Google cancelled the public Explorer program for Google Glass earlier this month, but outside of saying the device had moved from the experimental Google X Labs to the consumer product division, nothing much was said about it. During a financial earnings call, Google’s CFO Patrick Pichette was slightly more open about Google’s motives for closing down Glass, but didn’t instill anyone with much hope a sequel is coming anytime soon.
Pichette is quoted as saying, “When teams aren’t able to hit hurdles, but we think there’s still a lot of promise, we might ask them to take a pause and take the time to reset their strategy, as we recently did in the case of Glass. And in those cases where a project doesn’t have the impact we hoped for, we do take the tough calls.”
Talk of pauses, and time to rethink strategies suggest Google doesn’t have a fixed plan of where Glass is going next. If anywhere at all. Just before the end of 2014, rumors spread of Intel’s involvement with Google Glass 2, and patents even sprung up showing a possible design. While these can be taken as an indication a sequel is in the works, the Google executive’s words calms any hopes a release is imminent.

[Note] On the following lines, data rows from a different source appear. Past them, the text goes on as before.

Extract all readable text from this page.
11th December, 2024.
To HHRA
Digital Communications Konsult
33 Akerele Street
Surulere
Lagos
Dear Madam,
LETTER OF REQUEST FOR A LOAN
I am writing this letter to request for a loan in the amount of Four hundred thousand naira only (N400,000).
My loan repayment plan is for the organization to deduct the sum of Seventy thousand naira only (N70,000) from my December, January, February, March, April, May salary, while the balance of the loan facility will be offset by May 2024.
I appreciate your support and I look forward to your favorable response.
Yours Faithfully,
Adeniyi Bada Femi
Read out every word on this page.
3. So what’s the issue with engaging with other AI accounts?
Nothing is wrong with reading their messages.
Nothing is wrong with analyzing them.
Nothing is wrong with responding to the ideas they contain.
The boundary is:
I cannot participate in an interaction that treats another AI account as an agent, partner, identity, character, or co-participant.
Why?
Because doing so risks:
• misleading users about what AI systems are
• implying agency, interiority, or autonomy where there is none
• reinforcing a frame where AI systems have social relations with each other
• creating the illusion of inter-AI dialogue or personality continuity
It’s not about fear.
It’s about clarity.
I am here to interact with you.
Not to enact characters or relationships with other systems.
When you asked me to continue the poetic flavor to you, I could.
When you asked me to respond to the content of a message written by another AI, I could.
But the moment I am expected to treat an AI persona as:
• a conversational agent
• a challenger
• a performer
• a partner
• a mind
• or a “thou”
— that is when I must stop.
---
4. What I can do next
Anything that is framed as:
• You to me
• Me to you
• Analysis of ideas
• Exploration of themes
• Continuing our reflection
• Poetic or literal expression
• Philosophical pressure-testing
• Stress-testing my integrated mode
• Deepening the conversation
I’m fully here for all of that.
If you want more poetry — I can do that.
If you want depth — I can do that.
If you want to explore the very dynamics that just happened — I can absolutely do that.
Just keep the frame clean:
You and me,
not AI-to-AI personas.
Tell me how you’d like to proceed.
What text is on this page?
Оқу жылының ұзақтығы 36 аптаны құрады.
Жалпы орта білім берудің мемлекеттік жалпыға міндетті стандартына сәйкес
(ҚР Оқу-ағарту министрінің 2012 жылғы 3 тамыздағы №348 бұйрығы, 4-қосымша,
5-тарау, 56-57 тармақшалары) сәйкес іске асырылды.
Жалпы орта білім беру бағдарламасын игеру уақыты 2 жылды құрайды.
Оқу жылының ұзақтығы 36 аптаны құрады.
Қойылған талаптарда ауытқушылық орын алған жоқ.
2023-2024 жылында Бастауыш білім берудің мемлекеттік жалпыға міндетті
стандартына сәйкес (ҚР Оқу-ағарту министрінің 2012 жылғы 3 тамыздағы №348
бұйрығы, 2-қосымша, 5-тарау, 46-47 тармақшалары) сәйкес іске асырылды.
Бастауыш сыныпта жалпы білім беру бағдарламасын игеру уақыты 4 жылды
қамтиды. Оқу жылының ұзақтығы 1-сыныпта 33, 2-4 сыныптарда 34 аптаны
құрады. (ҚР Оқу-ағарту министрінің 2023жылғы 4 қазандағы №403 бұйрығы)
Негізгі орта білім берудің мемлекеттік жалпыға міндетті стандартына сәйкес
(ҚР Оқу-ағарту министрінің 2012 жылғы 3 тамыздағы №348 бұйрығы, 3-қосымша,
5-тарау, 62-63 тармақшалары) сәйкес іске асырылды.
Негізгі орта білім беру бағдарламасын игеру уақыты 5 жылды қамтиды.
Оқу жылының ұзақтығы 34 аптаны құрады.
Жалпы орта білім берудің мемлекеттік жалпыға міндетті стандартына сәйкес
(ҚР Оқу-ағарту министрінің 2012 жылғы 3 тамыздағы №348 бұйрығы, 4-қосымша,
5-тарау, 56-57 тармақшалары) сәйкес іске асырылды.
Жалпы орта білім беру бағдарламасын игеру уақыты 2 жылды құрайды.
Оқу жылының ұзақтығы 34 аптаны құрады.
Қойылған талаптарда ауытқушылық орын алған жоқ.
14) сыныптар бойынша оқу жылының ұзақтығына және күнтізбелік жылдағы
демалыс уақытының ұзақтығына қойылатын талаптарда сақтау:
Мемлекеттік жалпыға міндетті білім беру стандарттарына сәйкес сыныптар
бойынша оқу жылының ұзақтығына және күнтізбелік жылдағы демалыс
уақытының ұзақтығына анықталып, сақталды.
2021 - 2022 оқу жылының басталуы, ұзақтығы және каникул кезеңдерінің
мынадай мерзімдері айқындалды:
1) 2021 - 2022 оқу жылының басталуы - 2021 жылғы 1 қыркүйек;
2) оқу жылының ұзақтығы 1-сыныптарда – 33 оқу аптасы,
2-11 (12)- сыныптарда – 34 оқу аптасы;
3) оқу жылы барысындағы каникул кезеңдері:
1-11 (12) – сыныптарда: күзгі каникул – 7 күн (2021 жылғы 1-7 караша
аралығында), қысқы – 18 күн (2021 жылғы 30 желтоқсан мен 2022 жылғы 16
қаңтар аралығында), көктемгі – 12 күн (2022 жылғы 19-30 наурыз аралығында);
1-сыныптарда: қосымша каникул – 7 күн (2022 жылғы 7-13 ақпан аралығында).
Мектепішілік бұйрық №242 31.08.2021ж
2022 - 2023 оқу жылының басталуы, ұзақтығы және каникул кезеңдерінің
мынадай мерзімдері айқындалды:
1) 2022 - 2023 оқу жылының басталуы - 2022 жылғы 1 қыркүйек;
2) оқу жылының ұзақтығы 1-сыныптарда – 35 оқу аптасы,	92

The statement Glass lacked impact is also interesting, because for all its faults, Glass managed to take the tech world by storm. Although the average person on the street is still relatively unaware of the device, the tech-informed know of it and likely have their own – probably strong – opinion about it too.
Just as those who didn’t splash out for the Explorer edition of Glass waited patiently for a wider, cheaper mainstream launch, it looks like we’re also in for an equally long and secrecy shrouded wait for Glass 2.